Table 5 Vitamin D-associated variants included in the study

Allelic frequencies of included variants were grouped based on European (EUR), East Asian (EAS) or Sub-Saharan African (AFR) ancestry and current residence (Table 6). The United Nations (UN) Geoscheme [37] was used to define the populations included in EUR, EAS and AFR groups. An adjustment was made to include only European Russia in Eastern Europe; defined as the western part of the Russian Federation bordered by the Ural Mountains range [38].

Table 6 Sample sets in derived EUR, EAS and AFR geographic groups

Multiple sample sets from a defined population (e.g. Han Chinese) were included provided there was sufficient evidence they were not duplicates.
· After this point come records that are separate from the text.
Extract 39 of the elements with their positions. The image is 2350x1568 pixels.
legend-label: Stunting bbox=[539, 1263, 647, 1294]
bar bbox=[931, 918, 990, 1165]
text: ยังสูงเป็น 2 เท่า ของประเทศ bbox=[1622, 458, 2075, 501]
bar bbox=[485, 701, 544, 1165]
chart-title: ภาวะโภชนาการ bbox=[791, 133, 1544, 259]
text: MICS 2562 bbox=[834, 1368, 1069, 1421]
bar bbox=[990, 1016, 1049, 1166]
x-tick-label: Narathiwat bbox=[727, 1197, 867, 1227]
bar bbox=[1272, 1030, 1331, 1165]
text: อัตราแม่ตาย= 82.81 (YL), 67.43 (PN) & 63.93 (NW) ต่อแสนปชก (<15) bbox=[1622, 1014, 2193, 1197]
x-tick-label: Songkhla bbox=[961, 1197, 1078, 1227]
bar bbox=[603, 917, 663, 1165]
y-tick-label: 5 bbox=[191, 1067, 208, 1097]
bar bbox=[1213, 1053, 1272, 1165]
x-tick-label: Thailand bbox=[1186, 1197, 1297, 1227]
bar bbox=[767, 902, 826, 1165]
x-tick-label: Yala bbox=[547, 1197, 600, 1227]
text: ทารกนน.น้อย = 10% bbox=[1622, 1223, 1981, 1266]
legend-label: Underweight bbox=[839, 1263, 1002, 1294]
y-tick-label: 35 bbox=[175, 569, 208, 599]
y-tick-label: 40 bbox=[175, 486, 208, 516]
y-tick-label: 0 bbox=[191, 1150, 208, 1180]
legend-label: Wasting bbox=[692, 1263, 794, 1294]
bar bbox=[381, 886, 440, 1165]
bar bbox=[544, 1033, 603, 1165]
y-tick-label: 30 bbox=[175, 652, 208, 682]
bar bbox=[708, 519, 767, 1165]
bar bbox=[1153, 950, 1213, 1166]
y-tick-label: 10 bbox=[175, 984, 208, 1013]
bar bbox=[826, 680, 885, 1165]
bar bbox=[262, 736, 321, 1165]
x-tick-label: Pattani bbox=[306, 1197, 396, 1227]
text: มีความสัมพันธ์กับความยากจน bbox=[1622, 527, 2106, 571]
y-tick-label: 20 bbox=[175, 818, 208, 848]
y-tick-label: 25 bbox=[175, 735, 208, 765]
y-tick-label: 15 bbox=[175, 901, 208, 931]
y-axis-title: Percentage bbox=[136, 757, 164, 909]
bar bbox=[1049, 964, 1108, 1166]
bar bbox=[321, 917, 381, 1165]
In the case of duplicates, the most recent data was used. Only sample sets with available genotypic data for all variants used to validate ancestry (described below) were included. Supplementary material 1 outlines available data for each vitamin D-related variant.
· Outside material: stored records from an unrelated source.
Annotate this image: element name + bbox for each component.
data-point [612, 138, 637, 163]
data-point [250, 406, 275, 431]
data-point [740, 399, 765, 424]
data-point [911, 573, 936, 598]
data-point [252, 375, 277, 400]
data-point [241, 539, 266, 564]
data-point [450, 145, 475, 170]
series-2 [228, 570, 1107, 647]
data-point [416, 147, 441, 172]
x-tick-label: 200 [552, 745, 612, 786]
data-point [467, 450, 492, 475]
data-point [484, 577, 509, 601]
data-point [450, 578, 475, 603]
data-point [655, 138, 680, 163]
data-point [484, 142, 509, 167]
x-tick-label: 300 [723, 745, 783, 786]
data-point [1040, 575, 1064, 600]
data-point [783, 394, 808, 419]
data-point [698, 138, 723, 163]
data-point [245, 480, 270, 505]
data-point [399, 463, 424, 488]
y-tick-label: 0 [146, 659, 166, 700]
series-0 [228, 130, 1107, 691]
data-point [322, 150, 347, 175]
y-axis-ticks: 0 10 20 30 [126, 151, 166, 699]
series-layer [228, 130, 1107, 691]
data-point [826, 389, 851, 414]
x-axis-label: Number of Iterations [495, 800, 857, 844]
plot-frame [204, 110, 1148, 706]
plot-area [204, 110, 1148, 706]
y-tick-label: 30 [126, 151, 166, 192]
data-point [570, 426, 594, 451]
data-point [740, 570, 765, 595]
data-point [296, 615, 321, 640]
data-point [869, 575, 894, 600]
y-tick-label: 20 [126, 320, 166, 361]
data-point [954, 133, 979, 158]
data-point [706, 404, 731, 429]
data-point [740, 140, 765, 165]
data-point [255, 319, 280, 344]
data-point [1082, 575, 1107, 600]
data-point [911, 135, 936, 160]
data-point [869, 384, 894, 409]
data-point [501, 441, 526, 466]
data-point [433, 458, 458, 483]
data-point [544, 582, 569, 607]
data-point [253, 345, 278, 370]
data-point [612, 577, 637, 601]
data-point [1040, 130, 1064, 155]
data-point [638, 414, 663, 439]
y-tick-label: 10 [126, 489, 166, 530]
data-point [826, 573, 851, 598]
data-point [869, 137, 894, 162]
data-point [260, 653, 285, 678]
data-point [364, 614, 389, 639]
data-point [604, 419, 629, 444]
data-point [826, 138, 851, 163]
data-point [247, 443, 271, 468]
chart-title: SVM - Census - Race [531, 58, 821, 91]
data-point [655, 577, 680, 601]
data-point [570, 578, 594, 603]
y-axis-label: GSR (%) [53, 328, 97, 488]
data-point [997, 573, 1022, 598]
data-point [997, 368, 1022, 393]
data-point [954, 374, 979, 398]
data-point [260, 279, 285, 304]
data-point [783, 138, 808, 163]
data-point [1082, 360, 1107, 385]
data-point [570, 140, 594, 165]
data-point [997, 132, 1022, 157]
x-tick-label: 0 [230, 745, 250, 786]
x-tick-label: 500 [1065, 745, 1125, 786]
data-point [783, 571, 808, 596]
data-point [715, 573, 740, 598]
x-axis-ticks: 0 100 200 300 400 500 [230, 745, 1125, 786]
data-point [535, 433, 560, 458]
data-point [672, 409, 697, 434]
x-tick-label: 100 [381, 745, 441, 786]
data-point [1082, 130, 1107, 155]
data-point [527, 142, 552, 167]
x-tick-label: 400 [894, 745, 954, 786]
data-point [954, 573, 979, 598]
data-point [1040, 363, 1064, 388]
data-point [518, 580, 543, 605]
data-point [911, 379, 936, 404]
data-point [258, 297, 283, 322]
Latitude and longitude were recorded for all sample sets. EUR, EAS and AFR groups represented differing latitudinal ranges, with a range of 75° N–38° N for EUR, 49° N–21° N for EAS, 18° N–29° S for AFR (Table 6). These coordinates were used to collect information on the UVB levels in the three geographical regions following previously published methods [39]. Daily noontime surface irradiance data for 305 nm (Mw/m2/nm) was collected from the NASA Nimbus-7 Total Ozone Mapping Spectrometer for the total available period (15 years; 1978–1993), accessed via NASA’s web application, Giovanni [40]. Data was collected for UVB cells covering a half-degree latitude by longitude area within sample set locations and then used to calculate mean UVB levels for sample set location and then for each geographic region. The 305 nm wavelength was chosen as this was the shortest and most relevant of published available wavelengths to vitamin D UVB-synthesis [2]. Further information on UVB data collected for sample sets can be found in the supplementary material 1.
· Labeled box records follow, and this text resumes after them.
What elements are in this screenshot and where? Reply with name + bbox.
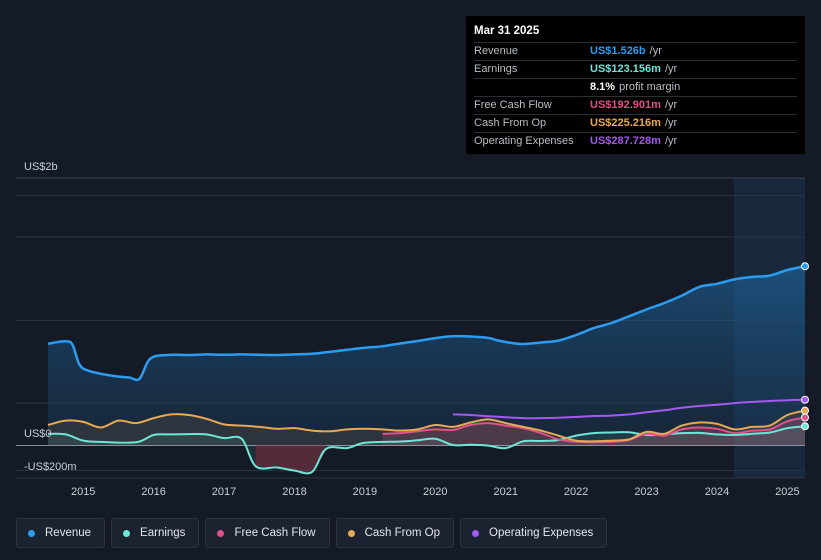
cash-from-op-line xyxy=(47,409,806,443)
x-tick-label: 2018 xyxy=(282,486,306,498)
x-tick-label: 2015 xyxy=(71,486,95,498)
y-zero-label: US$0 xyxy=(24,428,52,440)
x-tick-label: 2024 xyxy=(705,486,729,498)
tooltip-row: Earnings US$123.156m/yr xyxy=(474,61,797,79)
legend-item-revenue[interactable]: Revenue xyxy=(16,518,106,548)
legend-item-earnings[interactable]: Earnings xyxy=(111,518,200,548)
x-tick-label: 2017 xyxy=(212,486,236,498)
revenue-end-marker xyxy=(801,262,809,271)
legend-item-cash-from-op[interactable]: Cash From Op xyxy=(335,518,455,548)
earnings-line xyxy=(47,425,806,475)
tooltip-date: Mar 31 2025 xyxy=(474,24,797,43)
tooltip-row-unit: /yr xyxy=(649,45,662,57)
x-tick-label: 2019 xyxy=(353,486,377,498)
legend-label: Operating Expenses xyxy=(489,527,594,539)
x-tick-label: 2022 xyxy=(564,486,588,498)
y-neg-label: -US$200m xyxy=(24,461,77,473)
operating-expenses-line xyxy=(452,398,806,420)
free-cash-flow-end-marker xyxy=(801,413,809,422)
tooltip-row-label: Revenue xyxy=(474,45,519,57)
x-tick-label: 2025 xyxy=(775,486,799,498)
tooltip-row-label: Free Cash Flow xyxy=(474,99,552,111)
x-tick-label: 2023 xyxy=(634,486,658,498)
tooltip-row: Operating Expenses US$287.728m/yr xyxy=(474,133,797,150)
earnings-area xyxy=(48,426,805,474)
tooltip-row: Free Cash Flow US$192.901m/yr xyxy=(474,97,797,115)
revenue-area xyxy=(48,266,805,445)
tooltip-row: Cash From Op US$225.216m/yr xyxy=(474,115,797,133)
tooltip-row-unit: /yr xyxy=(664,117,678,129)
tooltip-row-label: Earnings xyxy=(474,63,518,75)
tooltip-row-label: Operating Expenses xyxy=(474,135,574,147)
x-tick-label: 2021 xyxy=(493,486,517,498)
tooltip-row-label xyxy=(474,79,590,96)
tooltip-row-value: US$123.156m xyxy=(590,63,661,75)
tooltip-row-unit: /yr xyxy=(664,99,678,111)
operating-expenses-end-marker xyxy=(801,395,809,404)
legend-dot-icon xyxy=(123,529,131,537)
tooltip-row-value: 8.1% xyxy=(590,81,616,93)
tooltip-row-unit: /yr xyxy=(664,63,678,75)
legend: Revenue Earnings Free Cash Flow Cash From O… xyxy=(16,518,608,548)
tooltip-row: 8.1% profit margin xyxy=(474,79,797,97)
legend-dot-icon xyxy=(28,529,35,537)
tooltip-row-unit: /yr xyxy=(664,135,678,147)
free-cash-flow-area xyxy=(382,417,805,445)
legend-item-operating-expenses[interactable]: Operating Expenses xyxy=(460,518,608,548)
x-tick-label: 2020 xyxy=(423,486,447,498)
tooltip-row-value: US$225.216m xyxy=(590,117,661,129)
x-tick-label: 2016 xyxy=(141,486,165,498)
legend-item-free-cash-flow[interactable]: Free Cash Flow xyxy=(205,518,330,548)
tooltip-row-value: US$1.526b xyxy=(590,45,646,57)
legend-label: Earnings xyxy=(140,527,186,539)
revenue-line xyxy=(47,265,806,382)
legend-label: Revenue xyxy=(45,527,92,539)
tooltip-row: Revenue US$1.526b/yr xyxy=(474,43,797,61)
legend-dot-icon xyxy=(472,529,480,537)
tooltip: Mar 31 2025 Revenue US$1.526b/yr Earnings U… xyxy=(466,16,805,154)
earnings-end-marker xyxy=(801,422,809,431)
tooltip-row-value: US$192.901m xyxy=(590,99,661,111)
legend-dot-icon xyxy=(347,529,355,537)
legend-label: Cash From Op xyxy=(364,527,441,539)
cash-from-op-end-marker xyxy=(801,406,809,415)
tooltip-row-label: Cash From Op xyxy=(474,117,547,129)
chart: US$2b US$0 -US$200m 2015 2016 2017 2018 2019… xyxy=(16,161,809,498)
earnings-negative-area xyxy=(255,445,327,474)
tooltip-row-unit: profit margin xyxy=(619,81,681,93)
legend-dot-icon xyxy=(217,529,225,537)
y-top-label: US$2b xyxy=(24,161,58,173)
tooltip-row-value: US$287.728m xyxy=(590,135,661,147)
legend-label: Free Cash Flow xyxy=(234,527,316,539)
Allelic frequencies of three skin pigmentation-related variants, SLC24A5 rs1426654, SLC45A2 rs16891982 and OCA2 rs1800414, were used to assess if derived geographic groups accurately represented geographic regions with distinct ancestral skin pigmentation [20, 21]. The mean allelic frequencies for derived geographic groups were compared against previously reported frequencies for European, East Asian and Sub-Saharan originating populations. rs1426654 and rs16891982, previously reported to be fixed in Europeans (frequency < 0.90) and absent in East Asians and Africans [20], were used here to validate EUR. rs1800414 is limited to East Asians populations (frequency 0.50–0.60) and absent elsewhere, and was used to differentiate EAS from AFR [21].

Association between geographic groups and frequency of the variant allele for each polymorphism was analysed by least squares regression to generate p values and adjusted r2 values. Categorical comparisons of mean allele frequency between geographic groups were made using ANOVA (Tukey’s post hoc test). Analyses were weighted by cohort sizes. The p value threshold was adjusted for multiple testing using the Bonferroni method [41] to p < 0.001 for associations between variants and geographic region and p < 0.0001 for multiple comparisons between regions. Statistical analyses were performed using JMP (V13; SAS Institute Inc., Cary, NC, USA).